Informasi yang dihimpun menyebutkan, kendaraan-kendaraan tersebut diduga berkaitan dengan seorang pria berinisial B. Namun, keterkaitan masing-masing kendaraan dengan perkara narkotika tersebut masih dalam proses pendalaman oleh penyidik.

Sebanyak 11 kendaraan yang diamankan terdiri dari Toyota Hummer DK 1 JD, Daihatsu Rocky BP 1357 CC, Jeep Rubicon B 2374 SXI, Mitsubishi BP 1497 IS, Mitsubishi Pajero Sport BM 1655 UE, Honda Brio BP 1814 QR, Jeep Rubicon BP 378 VB, Toyota Fortuner BP 1745 RI, Toyota Avanza BP 1223 GF, Toyota Fortuner BK 1862 AD, dan Toyota Kijang Innova B 2736 UKP.

B Disebut Masuk DPO dan Diduga Berada di Malaysia

Perkembangan lain dalam perkara tersebut, pria berinisial B disebut telah masuk dalam Daftar Pencarian Orang (DPO) pada Jumat (14/8/2026).

Berdasarkan informasi yang diperoleh, B diduga berada di Malaysia. Aparat kepolisian masih melakukan pencarian dan pengejaran terhadap yang bersangkutan.

Direktur Reserse Narkoba Polda Kepulauan Riau Kombes Pol. Suyono membenarkan adanya pengamanan 11 kendaraan oleh tim Bareskrim Polri.

“Mobil-mobil mewah itu diamankan tim Bareskrim. B kini buron di Malaysia dan masih kami kejar,” ujar Suyono.

Menurut Suyono, kendaraan-kendaraan tersebut diamankan dari sejumlah lokasi yang diduga berkaitan dengan B.

“Saat ini 11 mobil sudah kami amankan di beberapa tempat,” katanya.

Kasus HH Club Batam Masih Dikembangkan

Pengamanan 11 kendaraan tersebut menjadi bagian dari pengembangan perkara dugaan tindak pidana narkotika yang sedang ditangani aparat penegak hukum.

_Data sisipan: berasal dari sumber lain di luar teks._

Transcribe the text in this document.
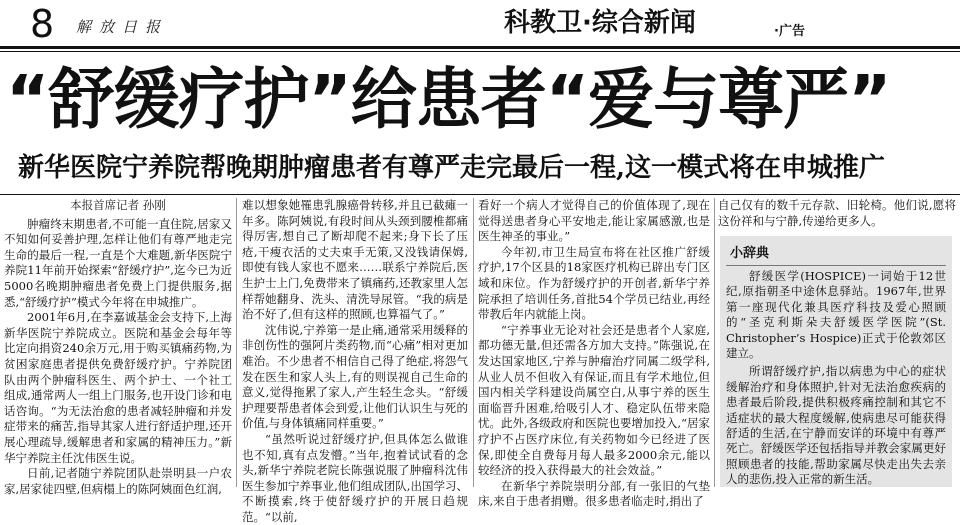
8 解放日报	科教卫·综合新闻	·广告
“舒缓疗护”给患者“爱与尊严”
新华医院宁养院帮晚期肿瘤患者有尊严走完最后一程,这一模式将在申城推广

本报首席记者 孙刚

肿瘤终末期患者,不可能一直住院,居家又不知如何妥善护理,怎样让他们有尊严地走完生命的最后一程,一直是个大难题,新华医院宁养院11年前开始探索“舒缓疗护”,迄今已为近5000名晚期肿瘤患者免费上门提供服务,据悉,“舒缓疗护”模式今年将在申城推广。

2001年6月,在李嘉诚基金会支持下,上海新华医院宁养院成立。医院和基金会每年等比定向捐资240余万元,用于购买镇痛药物,为贫困家庭患者提供免费舒缓疗护。宁养院团队由两个肿瘤科医生、两个护士、一个社工组成,通常两人一组上门服务,也开设门诊和电话咨询。“为无法治愈的患者减轻肿瘤和并发症带来的痛苦,指导其家人进行舒适护理,还开展心理疏导,缓解患者和家属的精神压力。”新华宁养院主任沈伟医生说。

日前,记者随宁养院团队赴崇明县一户农家,居家徒四壁,但病榻上的陈阿姨面色红润,

难以想象她罹患乳腺癌骨转移,并且已截瘫一年多。陈阿姨说,有段时间从头颈到腰椎都痛得厉害,想自己了断却爬不起来;身下长了压疮,干瘦衣活的丈夫束手无策,又没钱请保姆,即使有钱人家也不愿来……联系宁养院后,医生护士上门,免费带来了镇痛药,还教家里人怎样帮她翻身、洗头、清洗导尿管。“我的病是治不好了,但有这样的照顾,也算福气了。”

沈伟说,宁养第一是止痛,通常采用缓释的非创伤性的强阿片类药物,而“心痛”相对更加难治。不少患者不相信自己得了绝症,将怨气发在医生和家人头上,有的则误视自己生命的意义,觉得拖累了家人,产生轻生念头。“舒缓护理要帮患者体会到爱,让他们认识生与死的价值,与身体镇痛同样重要。”

“虽然听说过舒缓疗护,但具体怎么做谁也不知,真有点发懵。”当年,抱着试试看的念头,新华宁养院老院长陈强说服了肿瘤科沈伟医生参加宁养事业,他们组成团队,出国学习、不断摸索,终于使舒缓疗护的开展日趋规范。“以前,

看好一个病人才觉得自己的价值体现了,现在觉得送患者身心平安地走,能让家属感激,也是医生神圣的事业。”

今年初,市卫生局宣布将在社区推广舒缓疗护,17个区县的18家医疗机构已辟出专门区域和床位。作为舒缓疗护的开创者,新华宁养院承担了培训任务,首批54个学员已结业,再经带教后年内就能上岗。

“宁养事业无论对社会还是患者个人家庭,都功德无量,但还需各方加大支持。”陈强说,在发达国家地区,宁养与肿瘤治疗同属二级学科,从业人员不但收入有保证,而且有学术地位,但国内相关学科建设尚属空白,从事宁养的医生面临晋升困难,给吸引人才、稳定队伍带来隐忧。此外,各级政府和医院也要增加投入,“居家疗护不占医疗床位,有关药物如今已经进了医保,即使全自费每月每人最多2000余元,能以较经济的投入获得最大的社会效益。”

在新华宁养院崇明分部,有一张旧的气垫床,来自于患者捐赠。很多患者临走时,捐出了

自己仅有的数千元存款、旧轮椅。他们说,愿将这份祥和与宁静,传递给更多人。

小辞典

舒缓医学(HOSPICE)一词始于12世纪,原指朝圣中途休息驿站。1967年,世界第一座现代化兼具医疗科技及爱心照顾的“圣克利斯朵夫舒缓医学医院”(St. Christopher’s Hospice)正式于伦敦郊区建立。

所谓舒缓疗护,指以病患为中心的症状缓解治疗和身体照护,针对无法治愈疾病的患者最后阶段,提供积极疼痛控制和其它不适症状的最大程度缓解,使病患尽可能获得舒适的生活,在宁静而安详的环境中有尊严死亡。舒缓医学还包括指导并教会家属更好照顾患者的技能,帮助家属尽快走出失去亲人的悲伤,投入正常的新生活。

Meski demikian, status hukum maupun keterkaitan setiap kendaraan dengan perkara pokok masih dalam proses pendalaman penyidik berdasarkan alat bukti dan ketentuan hukum yang berlaku.

Aparat juga masih melakukan pencarian terhadap B yang disebut berada di Malaysia. Perkembangan selanjutnya terkait status aset maupun pihak-pihak yang diduga berkaitan dengan perkara tersebut masih menunggu keterangan resmi dari penyidik.

Batam24.com akan terus memantau perkembangan penanganan perkara HH Club Batam dan menyajikan informasi terbaru berdasarkan keterangan resmi dari pihak berwenang.

Baca juga: Bareskrim Polri Gerebek HH Club Planet 3.0 Batam, 32 Orang Diamankan dan Brankas Berisi Ekstasi Disita

Catatan Redaksi

Batam24.com menggunakan inisial terhadap pihak yang belum memperoleh putusan pengadilan berkekuatan hukum tetap sebagai bagian dari penerapan asas praduga tak bersalah.

Informasi mengenai dugaan keterlibatan pihak maupun aset dalam perkara ini masih berada dalam proses penyidikan. Penyebutan dugaan tersebut tidak dapat dimaknai sebagai kesimpulan bahwa pihak yang bersangkutan telah terbukti melakukan tindak pidana sebelum adanya putusan pengadilan yang berkekuatan hukum tetap.